Natwest and Lloyds signal willingness to bring back dividends
Two of the UK’s largest banks have indicated that they are ready to restart paying dividends as the Bank of England prepares to review its ban on shareholder payouts.
Executives at Natwest and Lloyds have hinted at the strength of their balance sheets, with Natwest chairman Howard Davies saying lenders would resume paying dividends if regulators lifted the ban.
“I’m not aware of anyone [among the big banks] who is in deep trouble,” Davies told The Mail on Sunday. “The banks would be in a position where they could distribute [dividends] at some level.”
Following pressure from the BoE’s Prudential Regulation Authority (PRA), British lenders agreed in March to scrap dividends totalling roughly £8bn for the year in order to shore up their finances against the economic downturn caused by the pandemic.
The PRA is set to assess whether to extend the ban on dividends beyond the end of the year in the next three months.
The European Central Bank has extended its recommendation that lenders in the bloc do not pay dividends until January 2021.

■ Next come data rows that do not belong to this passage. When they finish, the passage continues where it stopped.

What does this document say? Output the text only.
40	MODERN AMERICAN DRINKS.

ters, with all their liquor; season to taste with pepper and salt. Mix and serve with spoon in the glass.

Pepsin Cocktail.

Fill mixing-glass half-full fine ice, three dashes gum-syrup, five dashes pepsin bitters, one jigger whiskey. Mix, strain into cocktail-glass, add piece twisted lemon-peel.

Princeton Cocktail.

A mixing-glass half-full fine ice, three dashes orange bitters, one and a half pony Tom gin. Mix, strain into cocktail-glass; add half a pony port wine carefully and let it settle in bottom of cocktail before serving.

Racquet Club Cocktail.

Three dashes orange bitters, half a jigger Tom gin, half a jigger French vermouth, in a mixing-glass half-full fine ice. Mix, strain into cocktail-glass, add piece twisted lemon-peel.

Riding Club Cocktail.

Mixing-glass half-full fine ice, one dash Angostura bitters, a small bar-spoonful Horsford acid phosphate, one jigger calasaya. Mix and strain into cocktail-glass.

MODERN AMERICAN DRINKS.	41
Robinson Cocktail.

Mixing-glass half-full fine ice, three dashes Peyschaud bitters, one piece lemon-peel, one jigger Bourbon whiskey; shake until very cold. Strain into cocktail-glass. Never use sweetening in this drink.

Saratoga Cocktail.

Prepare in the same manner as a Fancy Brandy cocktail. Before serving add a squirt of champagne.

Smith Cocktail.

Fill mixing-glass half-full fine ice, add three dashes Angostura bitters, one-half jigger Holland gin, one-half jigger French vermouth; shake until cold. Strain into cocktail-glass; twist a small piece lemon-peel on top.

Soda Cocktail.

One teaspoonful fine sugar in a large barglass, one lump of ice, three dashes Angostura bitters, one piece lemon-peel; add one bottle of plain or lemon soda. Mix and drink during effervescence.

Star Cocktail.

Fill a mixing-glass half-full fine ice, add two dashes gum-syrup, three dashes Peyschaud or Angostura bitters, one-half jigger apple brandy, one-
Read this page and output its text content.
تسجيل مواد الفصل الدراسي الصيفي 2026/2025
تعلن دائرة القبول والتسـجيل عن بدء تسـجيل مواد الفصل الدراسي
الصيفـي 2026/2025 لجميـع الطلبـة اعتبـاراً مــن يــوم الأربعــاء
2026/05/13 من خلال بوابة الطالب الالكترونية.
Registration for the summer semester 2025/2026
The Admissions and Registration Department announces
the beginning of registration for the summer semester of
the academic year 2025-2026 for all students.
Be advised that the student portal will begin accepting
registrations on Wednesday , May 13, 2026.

Lloyds chief executive Antonio Horto-Osario said the lender’s board would not make a decision on dividends until the end of the year.
In comments made to an online conference earlier this month and seen by the Mail on Sunday, Horto-Osario said that Lloyds would await the official “update” on the ban from the PRA.
Horto-Osario added that Lloyds had a “very, very strong buffer” to weather the economic devastation caused by coronavirus, and said the bank’s capital buffers far exceeded the requirement set by the BoE.
Davies, who in July called on the central bank to lift the dividend ban, said that banks would only seek to issue proportional payouts.
“Nobody is going around the banking industry saying they want to pay a massive special dividend,” he said.